だが娘ははからずして本物の細作の役を負うことになってしまった。そこで話されていたことは、盗賊の集団が、吉丸が仕える主の屋敷を襲う手筈についてだったのである。娘は恐ろしくなって慌てて母の元に戻り、その話を聞いた母はこれもまた驚いて娘を連れて屋敷に駆け込んだ。

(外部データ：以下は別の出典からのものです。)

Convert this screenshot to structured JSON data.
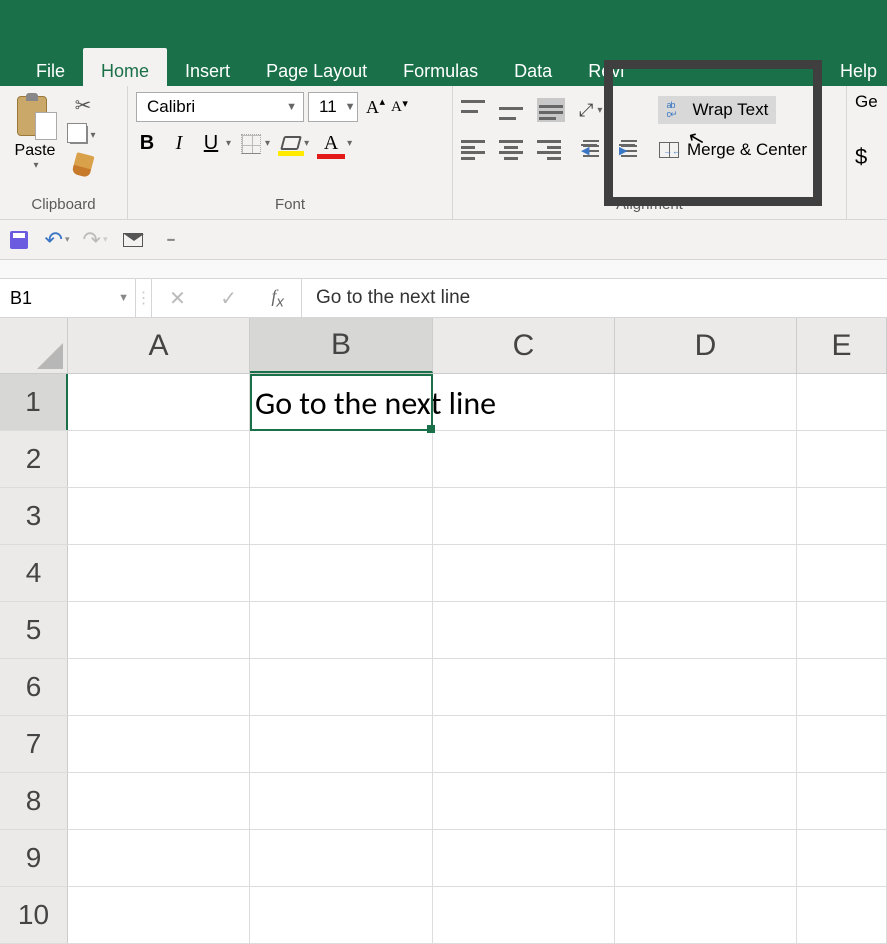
{
  "tabs": {
    "file": "File",
    "home": "Home",
    "insert": "Insert",
    "page_layout": "Page Layout",
    "formulas": "Formulas",
    "data": "Data",
    "review": "Revi",
    "help": "Help"
  },
  "ribbon": {
    "clipboard": {
      "paste": "Paste",
      "label": "Clipboard"
    },
    "font": {
      "name": "Calibri",
      "size": "11",
      "bold": "B",
      "italic": "I",
      "underline": "U",
      "label": "Font"
    },
    "alignment": {
      "wrap": "Wrap Text",
      "merge": "Merge & Center",
      "label": "Alignment"
    },
    "number": {
      "general_stub": "Ge",
      "currency": "$"
    }
  },
  "namebox": "B1",
  "formula_bar": "Go to the next line",
  "columns": [
    "A",
    "B",
    "C",
    "D",
    "E"
  ],
  "rows": [
    "1",
    "2",
    "3",
    "4",
    "5",
    "6",
    "7",
    "8",
    "9",
    "10"
  ],
  "active_cell": {
    "col": "B",
    "row": 1,
    "value": "Go to the next line"
  }
}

決行がその夜ではなく、翌日の夜だったことが幸いした。
主は夜のうちに近隣の豪族や貴族たち、検非違使庁に、盗賊を迎え討つための戦力の派遣を依頼した。男が狐らしい面を提げていたと聞くと、彼らは嫌な顔をするどころか喜び勇んで応じた。このところ京を跳梁する盗賊の数は増えるばかりであったが、それでも狐面の一党ほど怖れられ、憎まれているものはいなかった。彼らは昨年頃から急速にその悪名を方々で轟かせるようになっていた。残忍にして狡猾、精強にして迅速、そして神出鬼没。それらからなる天災のような被害に、煮え湯を飲まされていた者は少なくなかったのである。これを機に一網打尽にし、枕を高くして眠ろうぞと、依頼を受けた富者たちは各々のつわものを寄越すことを躊躇(ためら)わなかった。主の北の方や子供たちは、早暁に牛飼い童が急き立てる牛車で親戚の家に避難した。
盗賊どもに対しては、馬鹿正直に正面から迎えるようなことはしない。それぞれ指定された場所に隠れ、盗賊どもがあらかた敷地に入ったところで示し合わせて飛び出し、袋叩きにすると決まった。吉丸は隣の若侍と、今いる池のほとりの、冬枯れた山吹の陰に潜むことになった。合図が出たら、他の近しい場所に隠れている侍たちと中庭に踏み入ってきた敵を囲む。
狐面の一党といえば、かつて自分が与していた「あの」狐面の一党より他にはないだろう。阿夜はまだそこに身を置いているのだろうかと、吉丸は池に映った己の武装に目を泳がせながら考えた。恨みといえば恨みもあるがこういう形で晴らしたくはないし、未練といえば未練もあるがこういう形で再び接点を持ちたくはない。首魁狐の正体が阿夜ならば、命も直接の危機に晒されよう。つい先ほど、寒さ避けのためと、ここ一番の戦功を期待して主が皆に振る舞った酒盃にも、 吉丸は愁眉を開くことができなかった。